The study is the work of lead author Dr Gerard Fleming from the National University of Ireland (NUI) in Galway, and colleagues, and is available to read online in the January issue of Microbiology. Fleming heads NUI’s Marine Microbiology Laboratory, where as well as researching deep ocean microbes, he and his team investigate cross-resistance between biocide and antibiotics in human pathogens, and assess agricultural workers’ exposure to health hazards.
One of the human pathogens Fleming and his team have been investigating is Pseudomonas aeruginosa, an opportunistic bacterium that can cause infections in people with weak immune systems, cystic fibrosis (CF), diabetes and other diseases. It is an important cause of hospital-acquired infections.

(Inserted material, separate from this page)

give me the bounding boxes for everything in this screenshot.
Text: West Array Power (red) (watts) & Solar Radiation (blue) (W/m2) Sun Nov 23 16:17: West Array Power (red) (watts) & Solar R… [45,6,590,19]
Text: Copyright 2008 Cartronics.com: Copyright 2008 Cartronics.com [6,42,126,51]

There are two ways of managing hospital-acquired infections: prevention by disinfection of surfaces in the hospital, and treatment by antibiotics: what is worrying about this study is that the bacterium appears to have developed a way to foil both these routes.
Fleming and colleagues reported how by adding more and more disinfectact to lab cultures of P. aeruginosa, they found it adapted to survive not only the disinfectant itself, but also the commonly prescribed antibiotic ciprofloxacin, even without being exposed to it.
The disinfectant they used was benzalkonium chloride (BKC), a bactericide, algaecide and fungicide contained in many hospital, livestock and personal hygiene products, from surface disinfectants to skin sanitizers and cosmetics.
Fleming and colleagues found that the adapted P. aeruginosa had a DNA mutation that allowed it specifically to resist antibiotics like ciprofloxacin and that the mutated bacterial cells had become efficient at pumping out disinfectant and antibiotic agents.